Mitmachen können allerdings nur Haushalte, deren Stromversorger sich an der Aktion beteiligen. Bislang sind es 26 Anbieter, darunter British Gas, Eon und Shell. Außerdem benötigt man einen sogenannten Smart Meter, also einen intelligenten Stromzähler. Die kleinen Kästchen haben schon in vielen Häusern die alten Zähler mit ihren rotierenden Scheiben und mechanischen Anzeigen durch digitale Displays ersetzt. Mit Hilfe der intelligenten Zähler können zum Beispiel Wärmepumpen ausgeschaltet werden, wenn wenig Strom zur Verfügung steht und der Preis entsprechend hoch ist. Die Versorger erhalten dank intelligenter Stromzähler Informationen, die sie für die bedarfsgerechten Netzausbau und die optimale Nutzung der Netzkapazität brauchen.
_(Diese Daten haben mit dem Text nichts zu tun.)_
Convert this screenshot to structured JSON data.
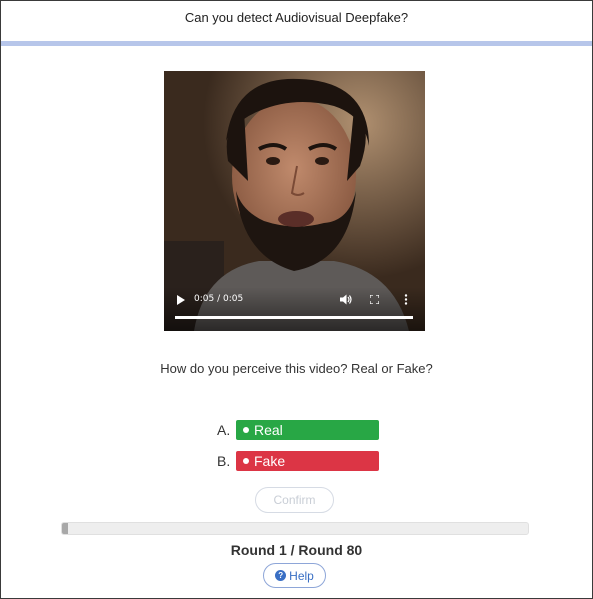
{
  "header": {
    "title": "Can you detect Audiovisual Deepfake?",
    "accent_color": "#b7c6ea"
  },
  "video": {
    "time_display": "0:05 / 0:05",
    "progress_fraction": 1.0,
    "icons": [
      "play-icon",
      "volume-icon",
      "fullscreen-icon",
      "more-options-icon"
    ]
  },
  "question": "How do you perceive this video? Real or Fake?",
  "options": [
    {
      "letter": "A.",
      "label": "Real",
      "color": "#28a745"
    },
    {
      "letter": "B.",
      "label": "Fake",
      "color": "#dc3545"
    }
  ],
  "confirm_label": "Confirm",
  "progress": {
    "current": 1,
    "total": 80
  },
  "round_text": "Round 1 / Round 80",
  "help_label": "Help"
}
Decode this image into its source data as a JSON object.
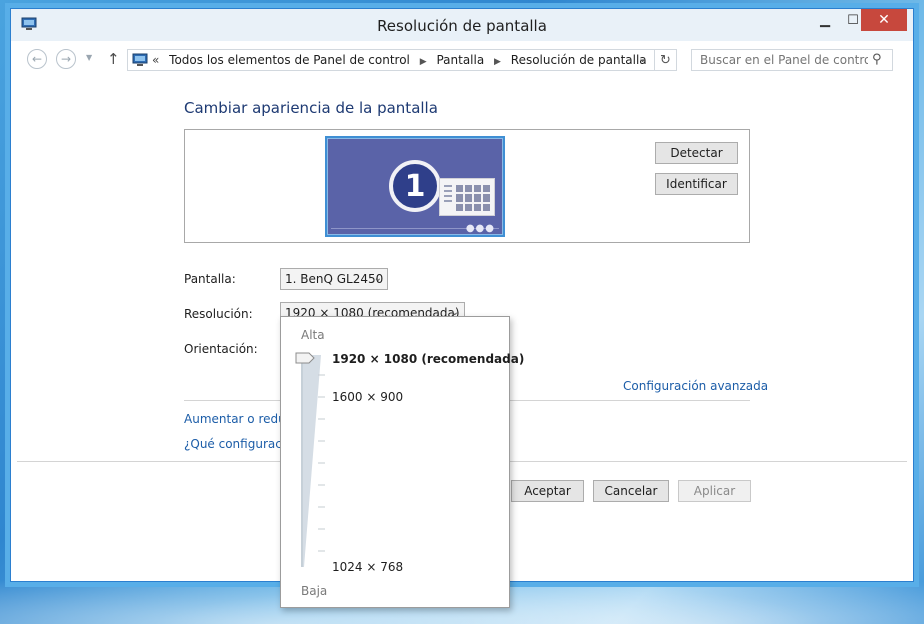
{
  "window": {
    "title": "Resolución de pantalla"
  },
  "nav": {
    "breadcrumb": [
      "Todos los elementos de Panel de control",
      "Pantalla",
      "Resolución de pantalla"
    ],
    "search_placeholder": "Buscar en el Panel de control"
  },
  "main": {
    "heading": "Cambiar apariencia de la pantalla",
    "monitor_number": "1",
    "detect_label": "Detectar",
    "identify_label": "Identificar",
    "display_label": "Pantalla:",
    "display_value": "1. BenQ GL2450",
    "resolution_label": "Resolución:",
    "resolution_value": "1920 × 1080 (recomendada)",
    "orientation_label": "Orientación:",
    "advanced_link": "Configuración avanzada",
    "resize_link": "Aumentar o reduc",
    "which_link": "¿Qué configuració"
  },
  "footer": {
    "accept_label": "Aceptar",
    "cancel_label": "Cancelar",
    "apply_label": "Aplicar"
  },
  "resolution_popup": {
    "high_label": "Alta",
    "low_label": "Baja",
    "options": [
      "1920 × 1080 (recomendada)",
      "1600 × 900",
      "1024 × 768"
    ],
    "selected": "1920 × 1080 (recomendada)"
  },
  "colors": {
    "accent": "#1c5da8",
    "heading": "#1e3a73",
    "close_button": "#c7483d",
    "monitor_fill": "#5a63a8"
  }
}
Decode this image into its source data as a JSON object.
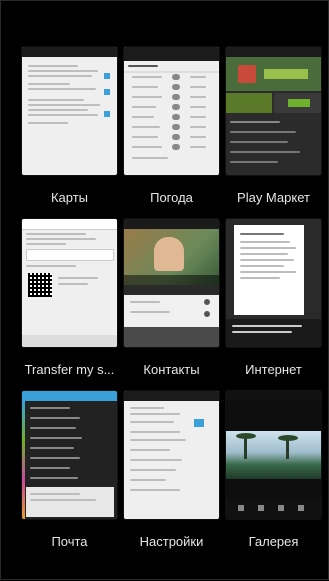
{
  "apps": [
    {
      "label": "Карты"
    },
    {
      "label": "Погода"
    },
    {
      "label": "Play Маркет"
    },
    {
      "label": "Transfer my s..."
    },
    {
      "label": "Контакты"
    },
    {
      "label": "Интернет"
    },
    {
      "label": "Почта"
    },
    {
      "label": "Настройки"
    },
    {
      "label": "Галерея"
    }
  ],
  "colors": {
    "background": "#000000",
    "label": "#e6e6e6",
    "accent_blue": "#3aa0d8",
    "accent_green": "#6fb02c"
  }
}
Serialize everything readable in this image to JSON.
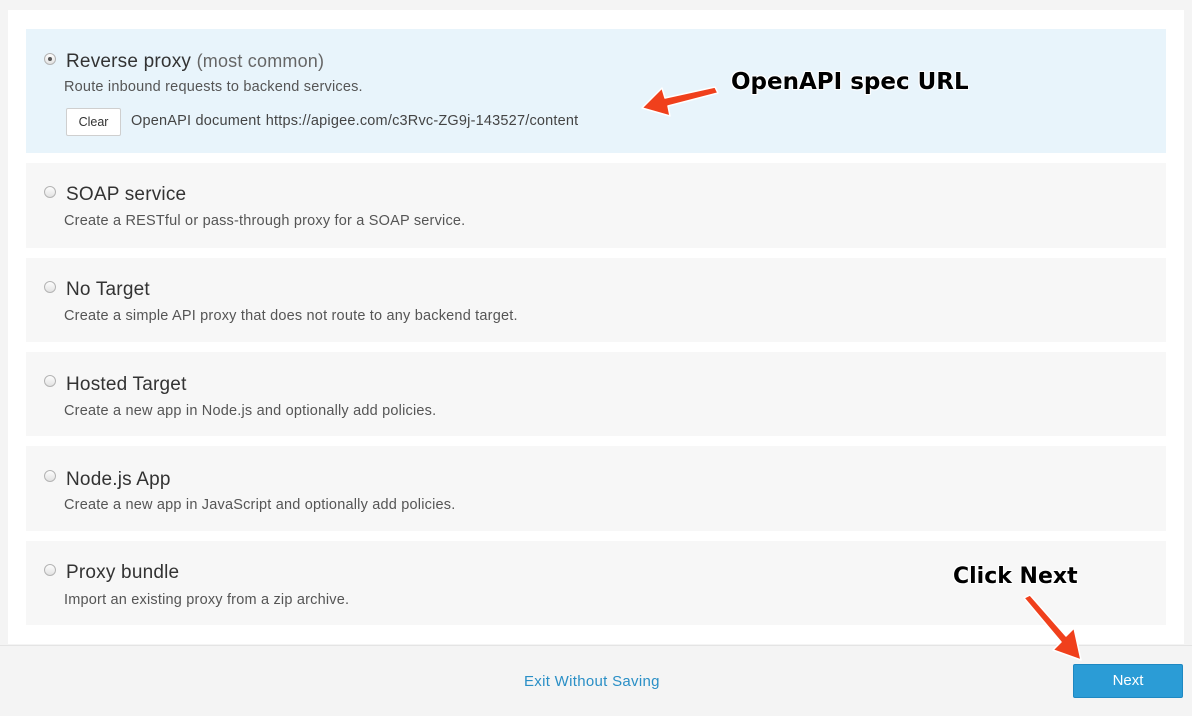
{
  "options": [
    {
      "title": "Reverse proxy",
      "title_suffix": "(most common)",
      "description": "Route inbound requests to backend services.",
      "selected": true,
      "clear_label": "Clear",
      "document_label": "OpenAPI document",
      "document_url": "https://apigee.com/c3Rvc-ZG9j-143527/content"
    },
    {
      "title": "SOAP service",
      "description": "Create a RESTful or pass-through proxy for a SOAP service.",
      "selected": false
    },
    {
      "title": "No Target",
      "description": "Create a simple API proxy that does not route to any backend target.",
      "selected": false
    },
    {
      "title": "Hosted Target",
      "description": "Create a new app in Node.js and optionally add policies.",
      "selected": false
    },
    {
      "title": "Node.js App",
      "description": "Create a new app in JavaScript and optionally add policies.",
      "selected": false
    },
    {
      "title": "Proxy bundle",
      "description": "Import an existing proxy from a zip archive.",
      "selected": false
    }
  ],
  "footer": {
    "exit_label": "Exit Without Saving",
    "next_label": "Next"
  },
  "annotations": {
    "spec_url": "OpenAPI spec URL",
    "click_next": "Click Next"
  },
  "colors": {
    "accent": "#2b9cd6",
    "selected_bg": "#e8f4fb",
    "annotation_arrow": "#f0401c"
  }
}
Laut National Grid haben sich in Großbritannien mehr als eine Million Haushalte angemeldet, um beim Stromsparprogramm mitzumachen. Die Netzbetreiber wissen mit Hilfe der Smart Meter, wieviel Energie in einer Stromsparstunde verbraucht wurde. Dieser Wert wird dann mit dem üblichen Durchschnittskonsum während dieser Zeit verglichen. Für jede gesparte Kilowattstunde erhält ein Haushalt drei Pfund gutgeschrieben, also umgerechnet 3,40 Euro.

Bei National Grid ist man sehr darauf bedacht, dass die Menschen angesichts der angespannten Versorgungslage nicht in Panik geraten. Ein Sprecher sagte, dass die Menschen sich nicht sorgen müssten, es handle sich bei dem Stromsparprogramm lediglich um "eine Vorsichtsmaßnahme, um den notwendigen Puffer an freien Kapazitäten zu erhalten".
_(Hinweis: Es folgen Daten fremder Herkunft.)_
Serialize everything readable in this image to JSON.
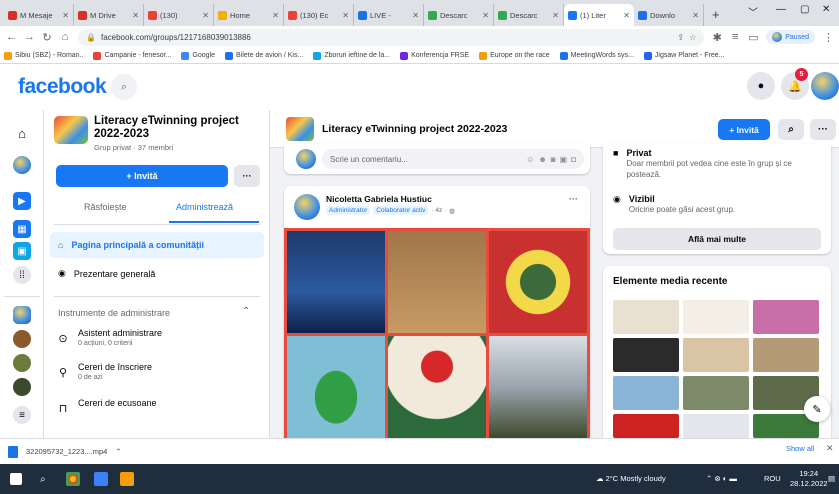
{
  "browser": {
    "tabs": [
      {
        "label": "M Mesaje",
        "color": "#d93025"
      },
      {
        "label": "M Drive",
        "color": "#d93025"
      },
      {
        "label": "(130)",
        "color": "#ea4335"
      },
      {
        "label": "Home",
        "color": "#f9ab00"
      },
      {
        "label": "(130) Ec",
        "color": "#ea4335"
      },
      {
        "label": "LIVE -",
        "color": "#1a73e8"
      },
      {
        "label": "Descarc",
        "color": "#34a853"
      },
      {
        "label": "Descarc",
        "color": "#34a853"
      },
      {
        "label": "(1) Liter",
        "color": "#1877f2"
      },
      {
        "label": "Downlo",
        "color": "#1a73e8"
      }
    ],
    "url": "facebook.com/groups/1217168039013886",
    "profile_badge": "Paused",
    "bookmarks": [
      "Sibiu (SBZ) - Roman..",
      "Campanie - fenesor...",
      "Google",
      "Bilete de avion / Kis...",
      "Zboruri ieftine de la...",
      "Konferencja FRSE",
      "Europe on the race",
      "MeetingWords sys...",
      "Jigsaw Planet - Free..."
    ]
  },
  "fb_header": {
    "logo": "facebook",
    "notification_count": "5"
  },
  "group": {
    "name": "Literacy eTwinning project 2022-2023",
    "sub": "Grup privat · 37 membri",
    "invite_label": "+ Invită",
    "more_label": "···",
    "tab_browse": "Răsfoiește",
    "tab_manage": "Administrează",
    "nav_home": "Pagina principală a comunității",
    "nav_overview": "Prezentare generală",
    "admin_tools_header": "Instrumente de administrare",
    "admin_items": [
      {
        "title": "Asistent administrare",
        "sub": "0 acțiuni, 0 criterii"
      },
      {
        "title": "Cereri de înscriere",
        "sub": "0 de azi"
      },
      {
        "title": "Cereri de ecusoane",
        "sub": ""
      }
    ]
  },
  "center": {
    "title": "Literacy eTwinning project 2022-2023",
    "invite_label": "+ Invită",
    "comment_placeholder": "Scrie un comentariu...",
    "post": {
      "author": "Nicoletta Gabriela Hustiuc",
      "role1": "Administrator",
      "role2": "Colaborator activ",
      "time": "· 4z ·"
    }
  },
  "right": {
    "privacy_title": "Privat",
    "privacy_desc": "Doar membrii pot vedea cine este în grup și ce postează.",
    "visible_title": "Vizibil",
    "visible_desc": "Oricine poate găsi acest grup.",
    "learn_more": "Află mai multe",
    "media_title": "Elemente media recente"
  },
  "downloads": {
    "file": "322095732_1223....mp4",
    "show_all": "Show all"
  },
  "taskbar": {
    "weather": "2°C Mostly cloudy",
    "lang": "ROU",
    "time": "19:24",
    "date": "28.12.2022"
  }
}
Bleibt die Frage, wie Großbritannien es schafft, sich langfristig unabhängiger von Wind und Wetter zu machen. Finanzminister Jeremy Hunt hat im vergangenen Jahr in seinem Haushaltsplan sechs Milliarden Pfund (6,8 Milliarden Euro) für die Isolierung von Häusern und die Modernisierung von Heizungen versprochen. Die Sache ist nur: Auch seine Vorgänger haben in den vergangenen zehn Jahren immer wieder Programme zur Energieeffizienz aufgelegt - doch die Nachfrage blieb eher bescheiden. Wie es aussieht, halten es viele Britinnen und Briten für unnötig, Geld für Vollwärmeschutz oder Doppelverglasungen auszugeben. Dafür ist das Klima auf der Insel einfach zu mild - mal abgesehen von diesem Winter.